With the exception of bank insured products, there will always be a degree of risk involved in investing.

Risk and return go hand-in-hand. Higher risk usually means greater risk. Lower returns usually means greater safety.

If anyone guarantees your investment against loss, be skeptical and suspect fraud. Never invest is anything that you don't fully understand.

Avoid Focusing Purely on Goals

Focus on the whole range of the investment's characteristics in your decision-making. Do not simply focus on the return.

Before you purchase an investment, you should understand the following:

  • the cost
  • the degree and nature of the risks
  • investment goals
  • performance history, and
  • any fees associated with the investment.

Get Everything in Writing

You should never rely on oral statements for assurance - get it in writing, and make sure you understand the information you receive. Check it against your own goals and risk tolerance. Get the opinion of an outside source if you are not sure.

If you are considering a mutual fund, for example, make sure you get answers to the following questions:

  • What are the fund's goals and investment strategies?
  • What are the fees and other costs involved, and how do they compare to comparable funds?
  • How are the costs determined?
  • What is the fund's performance and management history?
  • How does it compare with similar funds?
  • Are derivatives part of the fund? If so, are they used for hedging or speculating?
  • Who is the fund manager? What is his or her background and investment history?
  • Who can you call for more information?

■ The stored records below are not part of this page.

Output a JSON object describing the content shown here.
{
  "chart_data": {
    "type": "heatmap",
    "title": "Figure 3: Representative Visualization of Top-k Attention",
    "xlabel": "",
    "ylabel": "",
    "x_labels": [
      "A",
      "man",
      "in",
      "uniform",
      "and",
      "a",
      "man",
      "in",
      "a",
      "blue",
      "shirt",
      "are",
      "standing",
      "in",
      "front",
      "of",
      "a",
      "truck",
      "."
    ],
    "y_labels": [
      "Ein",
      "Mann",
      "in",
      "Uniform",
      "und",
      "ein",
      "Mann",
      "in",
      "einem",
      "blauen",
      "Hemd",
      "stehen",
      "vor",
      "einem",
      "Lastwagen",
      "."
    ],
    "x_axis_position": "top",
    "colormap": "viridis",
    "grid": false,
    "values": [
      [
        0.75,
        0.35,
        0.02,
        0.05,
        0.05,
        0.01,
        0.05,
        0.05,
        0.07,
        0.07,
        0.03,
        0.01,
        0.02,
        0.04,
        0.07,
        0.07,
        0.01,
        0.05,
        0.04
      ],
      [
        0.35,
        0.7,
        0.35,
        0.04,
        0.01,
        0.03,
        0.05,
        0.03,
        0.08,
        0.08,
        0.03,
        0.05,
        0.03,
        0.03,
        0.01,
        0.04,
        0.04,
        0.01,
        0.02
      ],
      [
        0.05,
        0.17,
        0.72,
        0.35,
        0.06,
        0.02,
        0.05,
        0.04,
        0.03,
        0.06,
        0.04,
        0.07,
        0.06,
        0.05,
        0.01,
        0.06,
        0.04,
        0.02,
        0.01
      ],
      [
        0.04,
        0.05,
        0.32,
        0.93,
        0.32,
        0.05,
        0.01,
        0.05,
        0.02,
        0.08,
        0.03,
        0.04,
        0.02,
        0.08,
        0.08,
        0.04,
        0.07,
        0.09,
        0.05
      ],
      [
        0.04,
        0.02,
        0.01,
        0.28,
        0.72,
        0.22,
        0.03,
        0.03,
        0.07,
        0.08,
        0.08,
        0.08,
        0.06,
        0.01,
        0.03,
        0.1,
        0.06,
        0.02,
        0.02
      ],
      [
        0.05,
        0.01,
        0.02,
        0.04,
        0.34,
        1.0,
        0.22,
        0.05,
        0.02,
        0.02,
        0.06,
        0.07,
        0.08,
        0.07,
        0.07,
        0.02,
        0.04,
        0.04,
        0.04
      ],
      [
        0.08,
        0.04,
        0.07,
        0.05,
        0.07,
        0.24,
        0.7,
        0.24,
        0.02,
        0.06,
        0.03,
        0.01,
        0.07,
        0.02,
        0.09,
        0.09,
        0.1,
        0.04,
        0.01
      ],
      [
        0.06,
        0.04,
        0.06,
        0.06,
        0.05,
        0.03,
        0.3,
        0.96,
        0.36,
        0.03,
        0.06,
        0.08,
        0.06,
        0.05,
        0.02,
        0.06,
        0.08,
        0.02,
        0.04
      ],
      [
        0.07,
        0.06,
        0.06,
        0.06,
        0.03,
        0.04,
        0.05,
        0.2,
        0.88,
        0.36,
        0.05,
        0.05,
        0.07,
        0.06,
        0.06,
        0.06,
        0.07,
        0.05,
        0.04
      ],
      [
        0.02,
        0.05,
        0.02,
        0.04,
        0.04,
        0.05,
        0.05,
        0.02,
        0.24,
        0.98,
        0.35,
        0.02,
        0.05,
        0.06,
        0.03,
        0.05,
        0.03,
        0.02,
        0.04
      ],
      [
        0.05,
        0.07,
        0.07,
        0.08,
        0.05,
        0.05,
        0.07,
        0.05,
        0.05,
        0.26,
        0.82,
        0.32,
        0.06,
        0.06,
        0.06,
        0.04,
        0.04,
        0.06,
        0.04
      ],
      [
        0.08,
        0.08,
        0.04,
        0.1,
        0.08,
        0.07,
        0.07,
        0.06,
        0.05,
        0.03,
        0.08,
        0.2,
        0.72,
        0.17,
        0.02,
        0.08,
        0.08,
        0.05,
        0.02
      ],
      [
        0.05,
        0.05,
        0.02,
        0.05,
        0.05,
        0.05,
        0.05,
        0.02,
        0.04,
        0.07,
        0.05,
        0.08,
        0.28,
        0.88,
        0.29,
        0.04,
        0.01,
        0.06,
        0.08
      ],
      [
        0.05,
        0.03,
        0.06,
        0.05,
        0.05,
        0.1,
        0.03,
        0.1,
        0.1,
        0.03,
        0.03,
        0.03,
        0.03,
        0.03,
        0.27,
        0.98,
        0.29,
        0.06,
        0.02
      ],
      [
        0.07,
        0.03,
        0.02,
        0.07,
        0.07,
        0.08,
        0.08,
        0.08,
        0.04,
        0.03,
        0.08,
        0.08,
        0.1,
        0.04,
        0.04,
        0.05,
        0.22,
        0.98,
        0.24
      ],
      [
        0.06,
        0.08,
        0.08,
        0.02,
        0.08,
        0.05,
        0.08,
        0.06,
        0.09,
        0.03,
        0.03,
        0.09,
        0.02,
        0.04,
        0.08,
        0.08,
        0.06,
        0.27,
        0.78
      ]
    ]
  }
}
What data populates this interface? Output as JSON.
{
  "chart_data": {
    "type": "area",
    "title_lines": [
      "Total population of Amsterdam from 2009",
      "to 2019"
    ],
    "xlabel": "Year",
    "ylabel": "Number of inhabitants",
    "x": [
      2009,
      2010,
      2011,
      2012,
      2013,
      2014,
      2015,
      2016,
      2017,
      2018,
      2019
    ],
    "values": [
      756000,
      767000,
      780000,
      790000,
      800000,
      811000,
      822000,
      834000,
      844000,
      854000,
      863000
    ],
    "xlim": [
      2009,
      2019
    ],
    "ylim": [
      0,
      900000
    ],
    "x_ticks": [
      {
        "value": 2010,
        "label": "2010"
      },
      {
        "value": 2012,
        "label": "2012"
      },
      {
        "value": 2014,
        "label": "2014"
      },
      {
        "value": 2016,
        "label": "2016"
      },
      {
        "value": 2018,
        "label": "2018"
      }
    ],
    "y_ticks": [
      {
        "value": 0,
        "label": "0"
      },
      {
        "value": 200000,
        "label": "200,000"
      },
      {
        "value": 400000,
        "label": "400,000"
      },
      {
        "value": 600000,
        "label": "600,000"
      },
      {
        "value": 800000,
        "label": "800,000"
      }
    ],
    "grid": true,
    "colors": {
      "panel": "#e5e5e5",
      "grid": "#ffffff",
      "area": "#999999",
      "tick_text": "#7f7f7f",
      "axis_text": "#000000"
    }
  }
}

Building a Successful Portfolio

Building a portfolio that is best for you should be based on your age, financial needs, and tolerance for risk. Just looking at funds that made the most money last year instead of how funds performed over the past 10 years could lead to trouble.

Use Common Sense

The internet has literally thousands of web sites dealing with investments. There are many very good ones and many very bad ones. Again, use your common sense and check out any information you see.

Deal with Licensed Professionals and Registered Products

Investment professionals need to be licensed with the Washington Department of Financial Institutions (DFI). In addition, most investment products sold need to be registered with DFI.

To check the licensing status and to find out if there are any complaints against an investment professional or investment product, contact the Washington State Department of Financial Institutions at 1.877.RING DFI (746-4334).

The Securities Investor Protection Corporation (SIPC)

Unlike the Federal Depository Insurance Corporation (FDIC), the SIPC is not a government agency. The SIPC only offers protection if a SIPC member fails financially and is unable to meet obligations to its securities customers. SIPC doesn't protect an investor against loss resulting is the ups and downs in the Market nor does it cover loses from bad advice, unsuitable recommendations, or fraud.